Mali :  Le colonel Assimi Goïta, président de la transition

Les militaires maliens ont libéré le Président et le Premier ministre de transition maliens, tout en reprenant les commandes entre leurs mains, loin de l’exigence internationale d’un retour rapide des civils à la tête du pays.

 Le colonel Assimi Goïta, instigateur de ce qui s’apparente à un second  putsch en neuf mois, «assure jusqu’à nouvel ordre la charge de Président de la transition», a déclaré jeudi un haut responsable militaire s’exprimant sous le couvert de l’anonymat.
 En libérant discrètement dans la nuit le président Bah Ndaw et le Premier ministre Moctar Ouane qu’ils avaient fait arrêter lundi dernier avec d’autres hautes personnalités, le colonel Goïta et les putschistes de 2020 satisfont à une demande faite par le Conseil de sécurité de l’ONU mercredi et partagée par les principaux partenaires du Mali.
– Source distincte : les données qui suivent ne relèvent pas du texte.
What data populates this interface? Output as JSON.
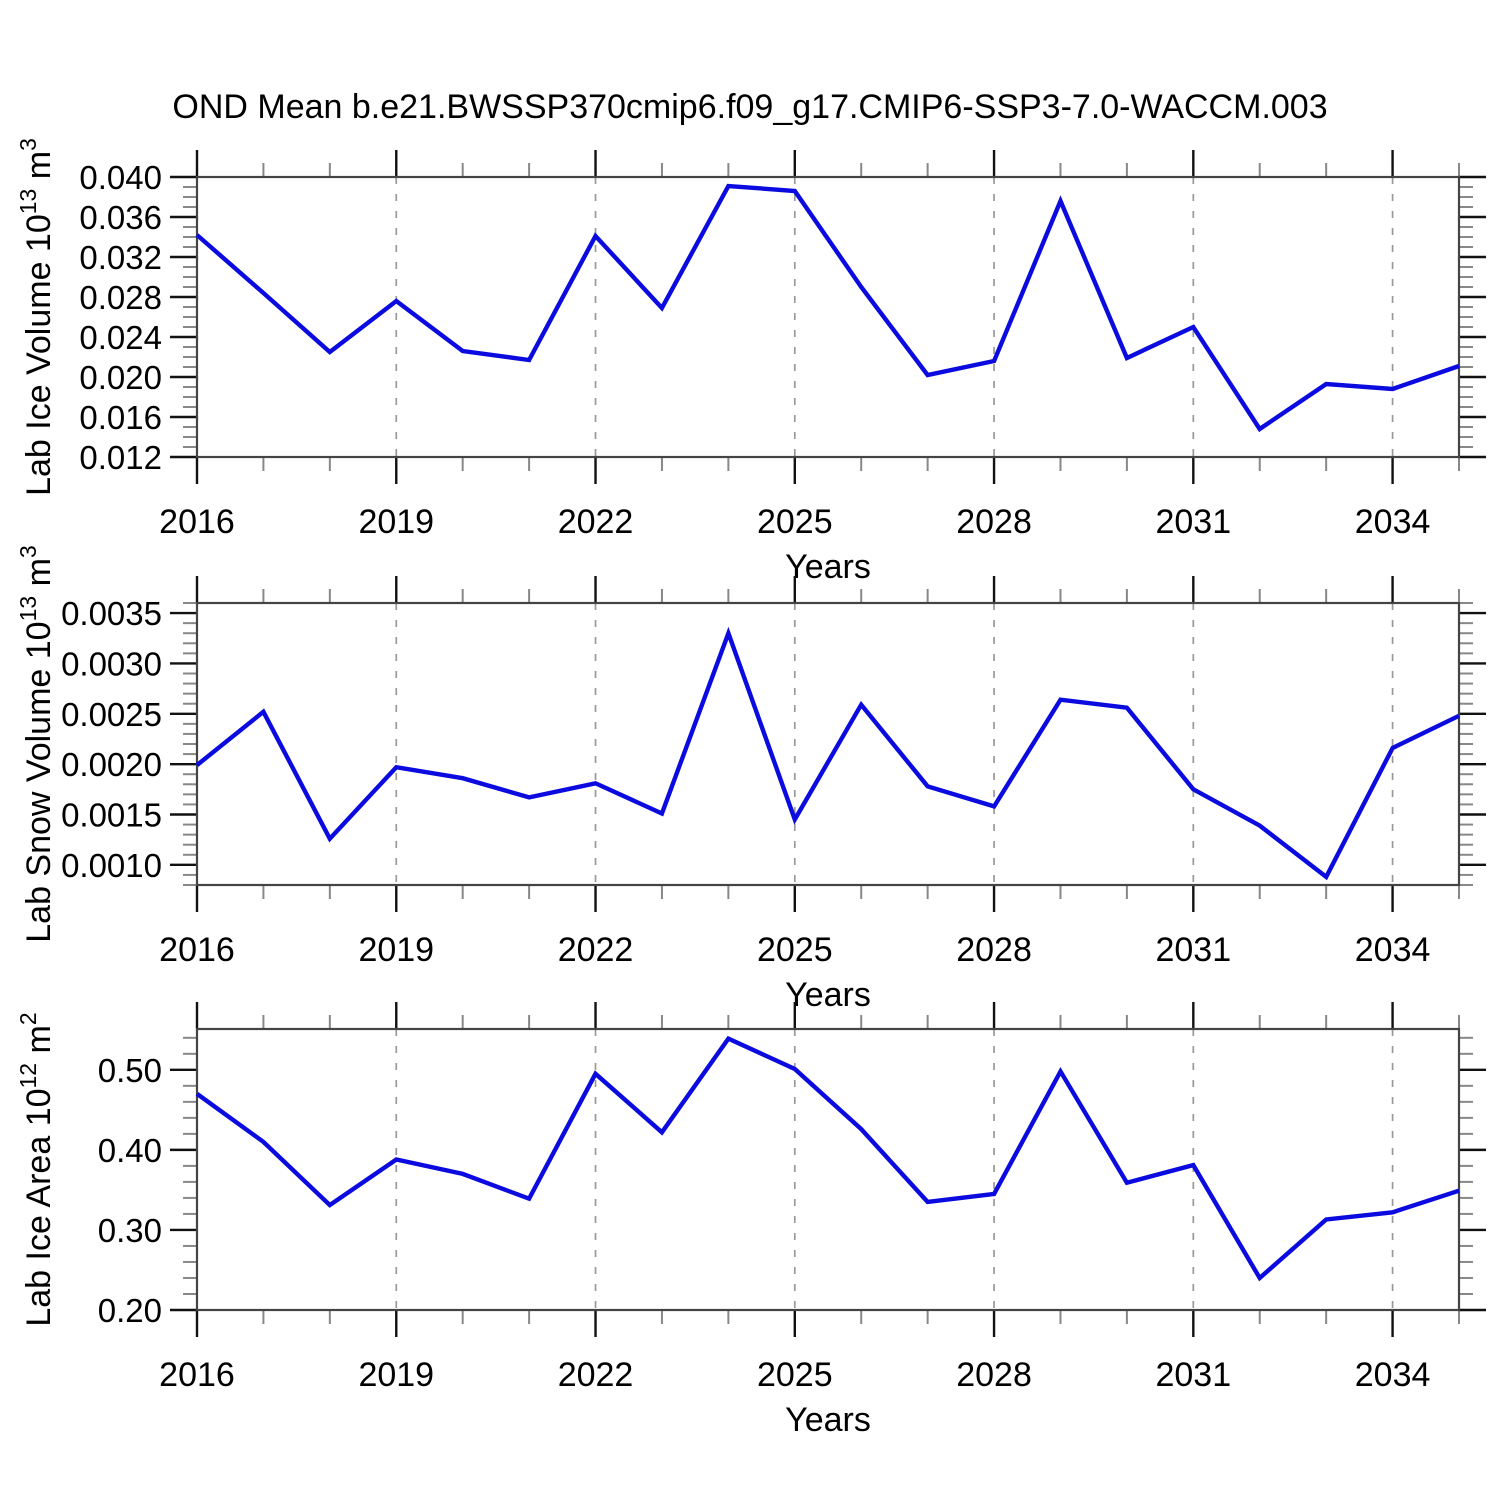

Mais ils s’éloignaient de la «reprise immédiate» d’une transition civile dirigée par des civils, également réclamée par le Conseil de sécurité.
Le colonel Goïta a accusé Ndaw et Ouane d’avoir formé un nouveau gouvernement sans le consulter alors qu’il est le vice-président en charge des questions de sécurité. Les militaires avaient indiqué mardi dernier que Ndaw et Ouane avaient démissionné, sans qu’on sache dans quelles conditions. Depuis leur arrestation, le Président et le Premier ministre de transition étaient tenus au secret et réduits au silence au camp militaire de Kati, à une quinzaine de kilomètres de Bamako, là où le président Keïta, réélu un an plus tôt, avait été conduit lui aussi par les colonels en 2020 et poussé à annoncer sa démission.
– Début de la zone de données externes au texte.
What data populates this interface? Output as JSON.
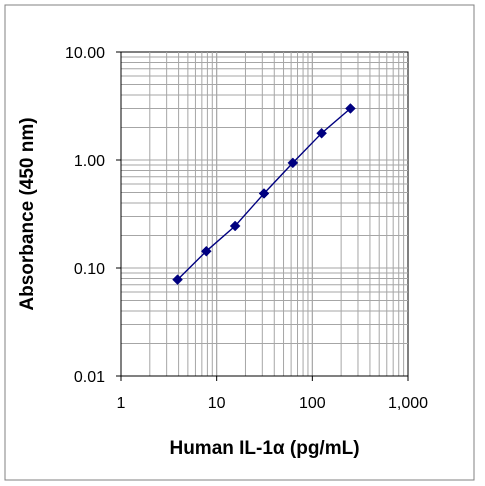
{
  "chart_data": {
    "type": "line",
    "title": "",
    "xlabel": "Human IL-1α (pg/mL)",
    "ylabel": "Absorbance (450 nm)",
    "x_scale": "log",
    "y_scale": "log",
    "xlim": [
      1,
      1000
    ],
    "ylim": [
      0.01,
      10
    ],
    "x_tick_labels": [
      "1",
      "10",
      "100",
      "1,000"
    ],
    "y_tick_labels": [
      "10.00",
      "1.00",
      "0.10",
      "0.01"
    ],
    "grid": true,
    "legend": "none",
    "series": [
      {
        "x": [
          3.9,
          7.8,
          15.6,
          31.25,
          62.5,
          125,
          250
        ],
        "y": [
          0.078,
          0.143,
          0.245,
          0.49,
          0.94,
          1.77,
          3.0
        ]
      }
    ],
    "colors": {
      "series": "#000080",
      "grid": "#a6a6a6",
      "frame": "#808080",
      "axis": "#000000"
    },
    "marker": "diamond"
  }
}
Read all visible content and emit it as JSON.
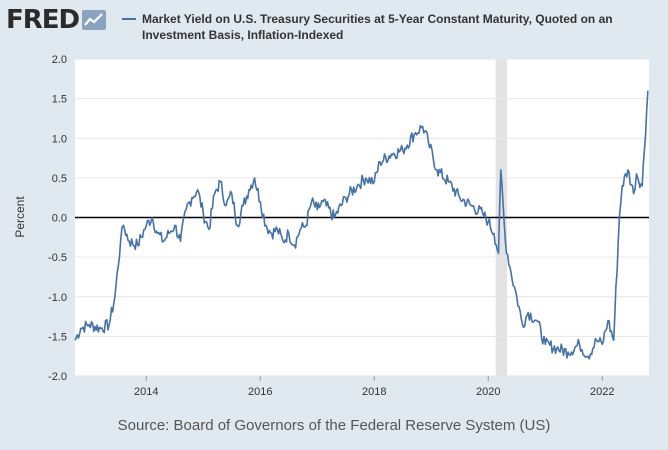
{
  "brand": {
    "name": "FRED",
    "icon": "fred-chart-icon"
  },
  "colors": {
    "series": "#4572a7",
    "background": "#e1e9f0",
    "plot": "#ffffff",
    "recession": "#e3e3e3",
    "zero_line": "#000000"
  },
  "source": "Source: Board of Governors of the Federal Reserve System (US)",
  "chart_data": {
    "type": "line",
    "title": "",
    "ylabel": "Percent",
    "xlabel": "",
    "xlim": [
      2012.75,
      2022.82
    ],
    "ylim": [
      -2.0,
      2.0
    ],
    "yticks": [
      -2.0,
      -1.5,
      -1.0,
      -0.5,
      0.0,
      0.5,
      1.0,
      1.5,
      2.0
    ],
    "ytick_labels": [
      "-2.0",
      "-1.5",
      "-1.0",
      "-0.5",
      "0.0",
      "0.5",
      "1.0",
      "1.5",
      "2.0"
    ],
    "xticks": [
      2014,
      2016,
      2018,
      2020,
      2022
    ],
    "xtick_labels": [
      "2014",
      "2016",
      "2018",
      "2020",
      "2022"
    ],
    "grid": "horizontal",
    "legend": "top",
    "recessions": [
      [
        2020.13,
        2020.33
      ]
    ],
    "reference_line": 0.0,
    "series": [
      {
        "name": "Market Yield on U.S. Treasury Securities at 5-Year Constant Maturity, Quoted on an Investment Basis, Inflation-Indexed",
        "x": [
          2012.75,
          2012.85,
          2013.0,
          2013.2,
          2013.35,
          2013.45,
          2013.55,
          2013.6,
          2013.7,
          2013.85,
          2014.0,
          2014.1,
          2014.2,
          2014.3,
          2014.4,
          2014.5,
          2014.6,
          2014.7,
          2014.8,
          2014.9,
          2015.0,
          2015.1,
          2015.2,
          2015.3,
          2015.4,
          2015.5,
          2015.6,
          2015.7,
          2015.8,
          2015.9,
          2016.0,
          2016.1,
          2016.2,
          2016.3,
          2016.4,
          2016.5,
          2016.6,
          2016.7,
          2016.8,
          2016.9,
          2017.0,
          2017.1,
          2017.3,
          2017.5,
          2017.7,
          2017.85,
          2018.0,
          2018.1,
          2018.3,
          2018.5,
          2018.7,
          2018.85,
          2018.95,
          2019.1,
          2019.3,
          2019.5,
          2019.7,
          2019.9,
          2020.0,
          2020.1,
          2020.18,
          2020.22,
          2020.3,
          2020.4,
          2020.5,
          2020.6,
          2020.7,
          2020.85,
          2021.0,
          2021.2,
          2021.4,
          2021.6,
          2021.75,
          2021.9,
          2022.0,
          2022.1,
          2022.2,
          2022.3,
          2022.35,
          2022.45,
          2022.55,
          2022.6,
          2022.7,
          2022.8
        ],
        "y": [
          -1.55,
          -1.4,
          -1.35,
          -1.4,
          -1.35,
          -1.0,
          -0.3,
          -0.1,
          -0.3,
          -0.35,
          -0.1,
          0.0,
          -0.2,
          -0.3,
          -0.2,
          -0.1,
          -0.3,
          0.1,
          0.25,
          0.35,
          0.05,
          -0.15,
          0.3,
          0.45,
          0.15,
          0.3,
          -0.1,
          0.15,
          0.35,
          0.5,
          0.2,
          -0.1,
          -0.2,
          -0.15,
          -0.3,
          -0.2,
          -0.35,
          -0.15,
          -0.1,
          0.2,
          0.1,
          0.2,
          0.0,
          0.25,
          0.4,
          0.5,
          0.45,
          0.7,
          0.8,
          0.85,
          1.05,
          1.15,
          0.95,
          0.6,
          0.45,
          0.25,
          0.15,
          0.05,
          -0.05,
          -0.2,
          -0.45,
          0.6,
          -0.3,
          -0.7,
          -1.0,
          -1.35,
          -1.2,
          -1.3,
          -1.6,
          -1.65,
          -1.7,
          -1.6,
          -1.75,
          -1.55,
          -1.6,
          -1.3,
          -1.55,
          0.0,
          0.4,
          0.6,
          0.3,
          0.55,
          0.4,
          1.6
        ]
      }
    ]
  }
}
Le colonel Goïta a dit à la mission internationale dépêchée mardi à Bamako qu’il comptait prendre la tête de la transition et nommer un Premier ministre, ont rapporté des diplomates s’exprimant sous couvert d’anonymat compte tenu du caractère hautement sensible de ce retour en arrière de neuf mois.
 Cette prise des pleins pouvoirs à laquelle la communauté internationale avait résisté après le putsch mené par les mêmes colonels en août 2020 au détriment du président élu, Ibrahim Boubacar Keïta, obscurcirait encore l’horizon d’un pays en pleine tourmente, pourtant crucial pour la stabilité du Sahel.
Le Conseil de sécurité de l’ONU a condamné à l’unanimité l’éviction du Président et du Premier ministre sans toutefois parler de coup de force, ni envisager de mesures coercitives.  «Imposer un changement de direction de la transition par la force, y compris par des démissions forcées, (est) inacceptable», a déclaré le Conseil.
La Communauté des Etats ouest-africains (Cédéao) et les pays occidentaux ont brandi la menace de sanctions.  Dans un communiqué publié lundi soir, les organisations africaines, la  Minusma, la France, les Etats-Unis et d’autres prévenaient déjà qu’ils  n’accepteraient pas un fait accompli comme une démission forcée. Les Etats-Unis ont suspendu l’assistance aux forces de sécurité et de défense maliennes, a annoncé le département d’Etat, précisant que Washington  étudierait «des mesures ciblées contre les responsables politiques et  militaires qui ont entravé la transition civile vers une gouvernance  démocratique».